Before being traded to the New York Rangers in March 2015, Yandle twice led the Coyotes in points, played in two All-Star Games and helped them reach the 2012 Western Conference finals. Nearly seven years after the trade, Yandle still ranks second in franchise records for consecutive games played, 448.
But in June 2016, the Rangers sent the impending free agent to the Florida Panthers, who signed him to a seven-year contract worth $44.5m. Nearly eight weeks into his first season with his new club, an injury threatened Yandle’s streak.
Yandle suffered an unspecified lower-body injury on 5 December against Boston and left the game in the first period. Tom Lowe, the Panthers’ coach and general manager at the time, said Yandle would be out “for a while.” Eric Hornick, a statistician on the Islanders’ broadcasts, tweeted more definitively: “Yandle streak ends tomorrow.”
Yet on 6 December, Yandle played nearly 24 minutes during a 3-2 overtime loss in Philadelphia. That total represented the second-largest amount of ice time for any player on either team, not counting goaltenders.
Then on 23 November 2019, Yandle lost nine teeth after a puck hit him in the mouth during the first period of a game against the Carolina Hurricanes. But Yandle not only returned for the third period. He underwent emergency dental surgery the following morning and played against the Buffalo Sabres that night, compiling a game-high 23 minutes, 38 seconds on the ice.

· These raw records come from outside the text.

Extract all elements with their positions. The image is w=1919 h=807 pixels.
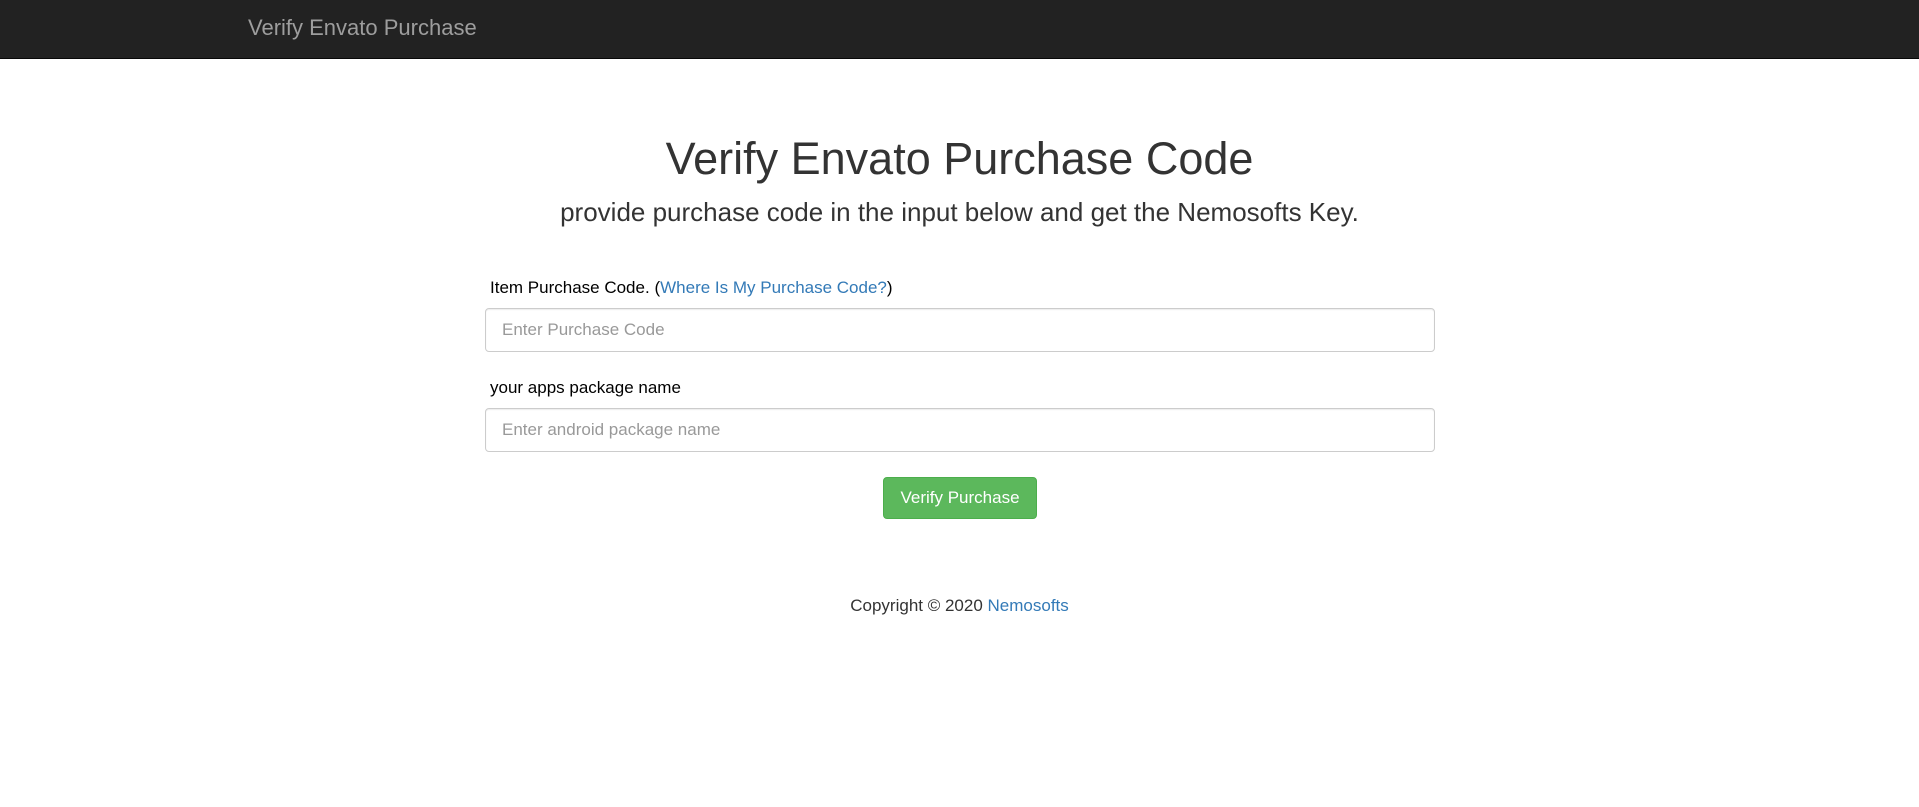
- purchase-code-input[interactable]: [485, 308, 1435, 352]
- package-name-label: your apps package name: [490, 378, 681, 397]
- purchase-code-group: Item Purchase Code. (Where Is My Purchas…: [485, 278, 1435, 352]
- paren-close: ): [886, 278, 893, 297]
- purchase-code-label: Item Purchase Code. (Where Is My Purchas…: [485, 278, 1435, 298]
- package-name-group: your apps package name: [485, 378, 1435, 452]
- page-title: Verify Envato Purchase Code: [665, 133, 1254, 184]
- verify-form: Item Purchase Code. (Where Is My Purchas…: [485, 278, 1435, 519]
- where-is-purchase-code-link[interactable]: Where Is My Purchase Code?: [660, 278, 887, 297]
- footer: Copyright © 2020 Nemosofts: [0, 596, 1919, 616]
- verify-purchase-button[interactable]: Verify Purchase: [883, 477, 1037, 519]
- navbar-brand-link[interactable]: Verify Envato Purchase: [248, 15, 477, 41]
- submit-row: Verify Purchase: [485, 477, 1435, 519]
- package-name-input[interactable]: [485, 408, 1435, 452]
- copyright-text: Copyright © 2020: [850, 596, 983, 615]
- nemosofts-link[interactable]: Nemosofts: [988, 596, 1069, 615]
- top-navbar: Verify Envato Purchase: [0, 0, 1919, 59]
- page-subtitle: provide purchase code in the input below…: [560, 197, 1359, 227]
- purchase-code-label-text: Item Purchase Code.: [490, 278, 650, 297]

“He has never missed a game, and I have never played with a player that has never missed a game, or at least hasn’t for this long,” Panthers defenseman Aaron Ekblad said.
Not only has Yandle’s durability made an impression.
“Every day he comes to the rink, and every day is a good day,” Yeo said. “Obviously, our games are filled with stress, pressure, lots of emotion. So to be able to come to the rink and for things to be fun, to be able to look ahead, as opposed to not looking in the past if you had a bad day the day before, I think that’s beneficial to everybody.”
Yandle’s former teammates in Florida noticed.
“He is one of the funniest guys I have played with,” forward Jonathan Huberdeau added. “He always made us laugh in the locker room. He’s good to be around, loves everyone and it is great to have him as a teammate and as a friend. He will do anything for you.”
Yet beyond the humor lies the secret to Yandle’s streak.
“I think he is such a pro, the way he approaches games,” Huberdeau said. “He was a great leader with us, always prepared to work. He keeps that locker room ready before games.”
With Yandle, leadership involved teaching.
“In all situations, you can go to him and learn something new,” Ekblad said. “The impact of knowledge and his wisdom on and off the ice is endless.”
Yandle played in his third All-Star Game in 2019 but with the pandemic limiting revenue and forcing a tighter salary cap, the Panthers bought out the final two years of his contract in July, making him a free agent. The defenseman then signed a one-year contract for $900,000 with Philadelphia.
Once Yandle breaks the record, he might not have it for long if he misses any action. The Coyotes’ Phil Kessel trails Yandle by 23 games. But regardless of how long Yandle owns the record, Yeo believes his legacy extends beyond numbers.
“You’ll never find anybody that didn’t say he’s one of the best teammates ever,” Yeo said. “He is a very, very highly respected person around the league, within our group. In a game where you have to battle, you have to compete, there’s competition within your group, there’s competition against you, that’s not an easy thing to bring day after day, but he’s able to do that.
“Obviously, that’s something to be very proud of.”